2.25.2010

Julia Galloway and Margret Bohls' Making History Project






















 In this intensive summer course students studied pottery from around the world by making reproductions and interpretations. I did a similar assignment in my grad seminar and found it to be very helpful. I think Julia is doing a week long workshop at Haystack this summer that is a variation on this theme. Check it out if you can.
 
Julia Galloway's Statement about the class. For more information Click Here.

Some years ago I had a dream about walking through the history of ceramics. I wanted to stand in a room and see how pottery changes over the years, through different countries, and see the influences of trade and natural resources. I wanted to see whole in front of me what I understood in bits and pieces. Hence, the "Making History" course was born. I decided to teach a class where students would make historical pottery; they would research the building techniques, clays and glazes of iconographic pottery from all over the world. They would make these objects to understand, to learn how to see, and to learn how to make. I wanted the students to work on something outside of themselves; work not based on their own self-expression or ego, but based simply on learning through making and through researching, and on the sheer pleasure of re-discovering things that have come before. This study would culminate in a large-scale exhibition of all of these objects, arranged within a timeline and within geographical relationships.

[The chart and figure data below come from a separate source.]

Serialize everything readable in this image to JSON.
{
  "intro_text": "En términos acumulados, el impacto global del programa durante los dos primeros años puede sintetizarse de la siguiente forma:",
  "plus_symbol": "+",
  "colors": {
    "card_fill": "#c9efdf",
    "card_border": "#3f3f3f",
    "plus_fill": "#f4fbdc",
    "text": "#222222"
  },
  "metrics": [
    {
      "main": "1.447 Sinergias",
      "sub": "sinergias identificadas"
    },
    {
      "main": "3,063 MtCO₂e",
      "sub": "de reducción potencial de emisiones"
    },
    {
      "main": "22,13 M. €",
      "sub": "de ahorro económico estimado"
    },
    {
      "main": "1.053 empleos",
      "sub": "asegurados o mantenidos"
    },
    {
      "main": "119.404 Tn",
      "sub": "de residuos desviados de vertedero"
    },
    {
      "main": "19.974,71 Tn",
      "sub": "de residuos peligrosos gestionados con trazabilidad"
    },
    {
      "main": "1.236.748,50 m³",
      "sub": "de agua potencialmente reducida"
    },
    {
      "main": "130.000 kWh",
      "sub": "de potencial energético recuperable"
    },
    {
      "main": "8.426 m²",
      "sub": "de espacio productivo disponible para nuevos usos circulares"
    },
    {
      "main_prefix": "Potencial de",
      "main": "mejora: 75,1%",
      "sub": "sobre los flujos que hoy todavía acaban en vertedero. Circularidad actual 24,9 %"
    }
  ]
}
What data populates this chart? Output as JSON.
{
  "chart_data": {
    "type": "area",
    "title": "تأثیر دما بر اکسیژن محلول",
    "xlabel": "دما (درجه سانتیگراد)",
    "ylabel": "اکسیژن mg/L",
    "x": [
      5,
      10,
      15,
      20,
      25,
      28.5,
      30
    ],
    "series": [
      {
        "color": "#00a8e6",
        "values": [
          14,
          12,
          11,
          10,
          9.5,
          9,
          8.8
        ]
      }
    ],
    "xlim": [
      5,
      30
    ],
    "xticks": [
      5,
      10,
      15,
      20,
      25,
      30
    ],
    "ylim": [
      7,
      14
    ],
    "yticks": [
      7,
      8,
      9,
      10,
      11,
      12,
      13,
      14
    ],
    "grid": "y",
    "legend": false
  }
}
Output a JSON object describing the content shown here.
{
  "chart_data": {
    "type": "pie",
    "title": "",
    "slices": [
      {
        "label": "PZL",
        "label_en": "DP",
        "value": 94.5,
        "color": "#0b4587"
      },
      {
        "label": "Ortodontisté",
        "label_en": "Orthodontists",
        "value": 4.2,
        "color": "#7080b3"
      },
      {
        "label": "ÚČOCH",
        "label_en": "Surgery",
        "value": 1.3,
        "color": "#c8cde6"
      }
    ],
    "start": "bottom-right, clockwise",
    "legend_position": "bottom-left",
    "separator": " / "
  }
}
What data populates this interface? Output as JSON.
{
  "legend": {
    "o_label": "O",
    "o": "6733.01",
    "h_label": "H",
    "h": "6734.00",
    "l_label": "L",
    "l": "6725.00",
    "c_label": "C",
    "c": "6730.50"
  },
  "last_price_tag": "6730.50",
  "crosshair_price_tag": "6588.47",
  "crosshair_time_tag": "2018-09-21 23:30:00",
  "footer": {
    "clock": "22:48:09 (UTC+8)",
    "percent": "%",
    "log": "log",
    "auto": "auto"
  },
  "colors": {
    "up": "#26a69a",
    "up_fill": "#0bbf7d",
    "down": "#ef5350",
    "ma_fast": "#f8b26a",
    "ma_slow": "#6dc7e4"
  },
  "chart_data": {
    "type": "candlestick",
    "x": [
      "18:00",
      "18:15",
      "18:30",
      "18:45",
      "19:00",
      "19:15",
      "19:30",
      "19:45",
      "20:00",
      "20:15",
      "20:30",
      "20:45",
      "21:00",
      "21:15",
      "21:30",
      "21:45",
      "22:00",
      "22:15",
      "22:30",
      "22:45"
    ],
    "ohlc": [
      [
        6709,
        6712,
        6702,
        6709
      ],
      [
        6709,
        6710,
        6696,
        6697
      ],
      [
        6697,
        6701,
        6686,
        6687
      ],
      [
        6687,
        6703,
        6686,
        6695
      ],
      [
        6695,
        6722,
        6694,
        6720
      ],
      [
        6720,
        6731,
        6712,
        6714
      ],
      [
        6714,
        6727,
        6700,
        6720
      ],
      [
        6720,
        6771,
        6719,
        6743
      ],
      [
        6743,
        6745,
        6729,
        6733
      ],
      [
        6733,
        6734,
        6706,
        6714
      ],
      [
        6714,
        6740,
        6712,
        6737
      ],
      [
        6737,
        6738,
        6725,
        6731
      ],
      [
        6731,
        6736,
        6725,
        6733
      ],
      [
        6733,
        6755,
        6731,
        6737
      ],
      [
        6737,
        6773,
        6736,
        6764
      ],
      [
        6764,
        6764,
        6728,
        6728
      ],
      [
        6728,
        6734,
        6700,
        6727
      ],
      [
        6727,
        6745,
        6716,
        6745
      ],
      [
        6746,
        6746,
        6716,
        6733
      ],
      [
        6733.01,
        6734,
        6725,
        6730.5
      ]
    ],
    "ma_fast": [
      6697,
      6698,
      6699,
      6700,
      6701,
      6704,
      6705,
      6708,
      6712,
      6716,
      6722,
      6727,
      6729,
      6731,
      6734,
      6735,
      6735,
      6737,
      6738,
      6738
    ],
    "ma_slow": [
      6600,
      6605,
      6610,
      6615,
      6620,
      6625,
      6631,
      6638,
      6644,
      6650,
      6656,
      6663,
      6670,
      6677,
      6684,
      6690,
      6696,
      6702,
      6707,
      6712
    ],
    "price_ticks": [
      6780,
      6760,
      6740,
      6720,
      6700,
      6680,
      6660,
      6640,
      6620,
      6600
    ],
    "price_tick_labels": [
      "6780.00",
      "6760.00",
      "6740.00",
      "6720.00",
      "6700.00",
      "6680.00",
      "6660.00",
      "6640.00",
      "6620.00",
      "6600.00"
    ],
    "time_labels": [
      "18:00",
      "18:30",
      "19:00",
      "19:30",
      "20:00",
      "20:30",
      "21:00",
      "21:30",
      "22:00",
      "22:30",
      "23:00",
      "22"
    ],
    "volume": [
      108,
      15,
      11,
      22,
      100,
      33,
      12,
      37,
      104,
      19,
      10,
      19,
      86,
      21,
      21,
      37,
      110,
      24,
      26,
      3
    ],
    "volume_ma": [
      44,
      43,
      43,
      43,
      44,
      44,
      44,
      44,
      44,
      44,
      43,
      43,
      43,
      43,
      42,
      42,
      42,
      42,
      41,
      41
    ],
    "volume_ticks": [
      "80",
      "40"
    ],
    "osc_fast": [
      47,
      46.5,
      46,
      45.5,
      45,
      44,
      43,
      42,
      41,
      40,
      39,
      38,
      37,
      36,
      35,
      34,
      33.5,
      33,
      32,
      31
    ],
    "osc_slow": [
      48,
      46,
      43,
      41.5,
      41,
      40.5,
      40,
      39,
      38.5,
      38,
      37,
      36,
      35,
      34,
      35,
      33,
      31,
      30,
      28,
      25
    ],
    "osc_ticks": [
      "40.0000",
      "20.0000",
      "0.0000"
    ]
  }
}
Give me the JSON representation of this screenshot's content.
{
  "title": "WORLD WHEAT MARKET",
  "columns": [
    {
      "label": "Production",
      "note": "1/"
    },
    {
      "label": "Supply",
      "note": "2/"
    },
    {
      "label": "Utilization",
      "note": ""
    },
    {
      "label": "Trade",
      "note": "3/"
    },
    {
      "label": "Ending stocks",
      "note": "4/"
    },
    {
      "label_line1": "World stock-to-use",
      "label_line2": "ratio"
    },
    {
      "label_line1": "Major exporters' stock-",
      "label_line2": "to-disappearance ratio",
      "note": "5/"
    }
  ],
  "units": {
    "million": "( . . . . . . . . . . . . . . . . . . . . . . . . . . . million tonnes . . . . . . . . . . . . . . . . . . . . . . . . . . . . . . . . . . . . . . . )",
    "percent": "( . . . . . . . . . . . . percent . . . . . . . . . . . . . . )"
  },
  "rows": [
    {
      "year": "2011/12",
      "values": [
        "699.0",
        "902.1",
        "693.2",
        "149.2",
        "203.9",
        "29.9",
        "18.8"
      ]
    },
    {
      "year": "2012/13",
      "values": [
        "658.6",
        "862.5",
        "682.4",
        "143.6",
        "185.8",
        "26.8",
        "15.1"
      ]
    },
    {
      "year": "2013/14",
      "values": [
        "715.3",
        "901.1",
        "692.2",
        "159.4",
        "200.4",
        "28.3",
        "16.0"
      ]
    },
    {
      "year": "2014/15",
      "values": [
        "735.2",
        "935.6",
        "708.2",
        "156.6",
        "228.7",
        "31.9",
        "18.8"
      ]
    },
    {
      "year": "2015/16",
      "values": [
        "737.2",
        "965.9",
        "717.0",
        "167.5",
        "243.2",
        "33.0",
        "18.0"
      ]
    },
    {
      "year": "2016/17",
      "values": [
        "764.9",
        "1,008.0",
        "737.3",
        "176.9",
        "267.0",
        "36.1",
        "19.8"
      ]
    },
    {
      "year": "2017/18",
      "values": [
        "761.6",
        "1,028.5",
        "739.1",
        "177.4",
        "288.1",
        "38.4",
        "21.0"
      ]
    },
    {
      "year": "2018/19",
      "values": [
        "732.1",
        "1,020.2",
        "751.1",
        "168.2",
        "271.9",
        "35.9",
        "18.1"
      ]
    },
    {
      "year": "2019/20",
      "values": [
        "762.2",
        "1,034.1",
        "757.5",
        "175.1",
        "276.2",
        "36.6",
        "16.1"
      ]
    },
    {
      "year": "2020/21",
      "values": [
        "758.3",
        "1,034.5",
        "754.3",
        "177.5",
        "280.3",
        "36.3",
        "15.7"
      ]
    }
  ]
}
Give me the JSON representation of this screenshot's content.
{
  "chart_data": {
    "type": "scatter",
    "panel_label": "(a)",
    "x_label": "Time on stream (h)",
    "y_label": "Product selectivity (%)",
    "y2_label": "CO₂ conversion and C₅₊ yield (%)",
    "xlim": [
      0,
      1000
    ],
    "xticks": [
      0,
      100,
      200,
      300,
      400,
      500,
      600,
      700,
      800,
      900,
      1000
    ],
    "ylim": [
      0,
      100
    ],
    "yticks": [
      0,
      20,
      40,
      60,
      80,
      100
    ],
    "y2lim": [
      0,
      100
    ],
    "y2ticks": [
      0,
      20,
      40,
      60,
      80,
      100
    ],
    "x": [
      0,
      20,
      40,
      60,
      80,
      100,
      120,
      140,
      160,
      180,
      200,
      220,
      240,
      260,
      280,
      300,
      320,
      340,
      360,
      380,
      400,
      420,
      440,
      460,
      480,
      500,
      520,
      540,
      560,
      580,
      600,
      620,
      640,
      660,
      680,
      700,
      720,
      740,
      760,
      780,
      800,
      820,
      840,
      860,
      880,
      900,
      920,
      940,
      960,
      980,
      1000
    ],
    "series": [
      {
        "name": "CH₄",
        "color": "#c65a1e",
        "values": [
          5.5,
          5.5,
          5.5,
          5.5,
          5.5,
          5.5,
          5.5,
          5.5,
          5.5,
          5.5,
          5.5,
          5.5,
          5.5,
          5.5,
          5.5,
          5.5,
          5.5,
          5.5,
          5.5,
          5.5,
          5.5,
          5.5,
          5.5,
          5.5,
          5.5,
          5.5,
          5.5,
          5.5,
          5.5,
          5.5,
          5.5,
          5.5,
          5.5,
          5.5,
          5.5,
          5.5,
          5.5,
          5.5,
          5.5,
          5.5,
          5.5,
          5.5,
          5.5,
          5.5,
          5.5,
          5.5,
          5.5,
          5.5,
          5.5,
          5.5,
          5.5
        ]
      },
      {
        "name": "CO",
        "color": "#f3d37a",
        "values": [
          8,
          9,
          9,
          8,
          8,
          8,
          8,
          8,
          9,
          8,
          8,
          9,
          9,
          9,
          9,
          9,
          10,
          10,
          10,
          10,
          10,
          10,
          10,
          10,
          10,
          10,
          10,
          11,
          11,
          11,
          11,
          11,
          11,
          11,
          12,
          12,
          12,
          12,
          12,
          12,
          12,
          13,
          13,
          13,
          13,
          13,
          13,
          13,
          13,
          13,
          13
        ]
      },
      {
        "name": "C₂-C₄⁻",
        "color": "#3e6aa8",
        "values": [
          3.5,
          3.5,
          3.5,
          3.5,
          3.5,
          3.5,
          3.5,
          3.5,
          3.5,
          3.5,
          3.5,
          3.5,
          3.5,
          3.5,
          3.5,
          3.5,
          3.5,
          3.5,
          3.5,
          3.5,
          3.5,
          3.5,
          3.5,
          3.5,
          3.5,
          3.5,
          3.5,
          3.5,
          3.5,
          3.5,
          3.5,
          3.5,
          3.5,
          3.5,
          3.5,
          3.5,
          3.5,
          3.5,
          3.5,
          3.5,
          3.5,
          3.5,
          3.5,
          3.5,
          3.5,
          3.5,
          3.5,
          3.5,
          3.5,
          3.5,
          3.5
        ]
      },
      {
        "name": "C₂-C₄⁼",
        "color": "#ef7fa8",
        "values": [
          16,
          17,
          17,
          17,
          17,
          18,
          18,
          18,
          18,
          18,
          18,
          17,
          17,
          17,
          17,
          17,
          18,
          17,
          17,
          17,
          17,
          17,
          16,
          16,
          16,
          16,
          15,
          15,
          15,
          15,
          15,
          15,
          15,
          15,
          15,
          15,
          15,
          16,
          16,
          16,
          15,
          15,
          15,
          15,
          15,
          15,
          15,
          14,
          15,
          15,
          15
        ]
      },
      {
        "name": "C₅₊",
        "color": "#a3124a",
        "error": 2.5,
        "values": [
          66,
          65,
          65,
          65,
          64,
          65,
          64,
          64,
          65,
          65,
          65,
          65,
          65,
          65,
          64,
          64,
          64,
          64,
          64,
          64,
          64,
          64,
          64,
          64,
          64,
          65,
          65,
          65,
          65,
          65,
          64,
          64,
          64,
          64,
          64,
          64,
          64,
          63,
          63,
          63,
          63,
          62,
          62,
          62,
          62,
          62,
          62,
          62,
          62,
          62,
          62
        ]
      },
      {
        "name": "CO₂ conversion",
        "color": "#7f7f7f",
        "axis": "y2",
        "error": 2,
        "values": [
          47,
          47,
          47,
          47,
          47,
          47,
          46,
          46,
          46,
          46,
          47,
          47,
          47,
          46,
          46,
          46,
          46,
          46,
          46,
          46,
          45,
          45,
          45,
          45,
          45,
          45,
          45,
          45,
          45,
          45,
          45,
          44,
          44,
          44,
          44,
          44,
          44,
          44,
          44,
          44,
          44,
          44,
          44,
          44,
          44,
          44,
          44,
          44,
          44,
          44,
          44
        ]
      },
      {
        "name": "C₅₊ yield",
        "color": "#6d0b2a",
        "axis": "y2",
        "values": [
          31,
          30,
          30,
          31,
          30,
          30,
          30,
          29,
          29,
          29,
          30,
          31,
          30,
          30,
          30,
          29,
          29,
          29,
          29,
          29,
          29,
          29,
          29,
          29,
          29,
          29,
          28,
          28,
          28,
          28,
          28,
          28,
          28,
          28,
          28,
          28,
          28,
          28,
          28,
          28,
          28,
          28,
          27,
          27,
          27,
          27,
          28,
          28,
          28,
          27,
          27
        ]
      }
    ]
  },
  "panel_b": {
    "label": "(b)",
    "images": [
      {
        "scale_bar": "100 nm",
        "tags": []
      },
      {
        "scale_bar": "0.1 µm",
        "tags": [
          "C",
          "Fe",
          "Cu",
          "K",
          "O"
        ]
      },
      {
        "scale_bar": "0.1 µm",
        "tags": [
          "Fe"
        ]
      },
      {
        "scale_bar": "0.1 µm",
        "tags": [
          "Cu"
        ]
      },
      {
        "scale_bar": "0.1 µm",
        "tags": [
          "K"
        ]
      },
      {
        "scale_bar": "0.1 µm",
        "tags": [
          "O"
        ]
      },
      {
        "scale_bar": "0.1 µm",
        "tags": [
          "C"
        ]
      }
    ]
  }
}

I am in no way an historian. I am easily seduced by what something looks like, and have a modest understanding of the culture behind all of these pots. To teach a class like this, I needed a co-pilot who had taught ceramic history and who also had tremendous facility with clay and a broad knowledge of ceramics. Luckily, Margaret Bohls was willing to undertake this adventure and joined me in Halifax in early July 2008. Her knowledge of ceramic history is superb and her studio ceramics knowledge is extensive. The success of the course comes from her experience and good nature. Throughout the course, Margaret gave a series of 1-2 hour slide lectures moving across the geography and chronology of ceramics. She grounded all of the wild making of pottery within a context.


We selected objects that represent important cultural developments, specific time periods, or that are simply really beautiful pots. At first we divided up the objects that the students would make by technique: unglazed earthenware, tin-glazed ware, stoneware, blue-and-white ware and porcelains. This allowed students to work in groups and share technical and cultural information.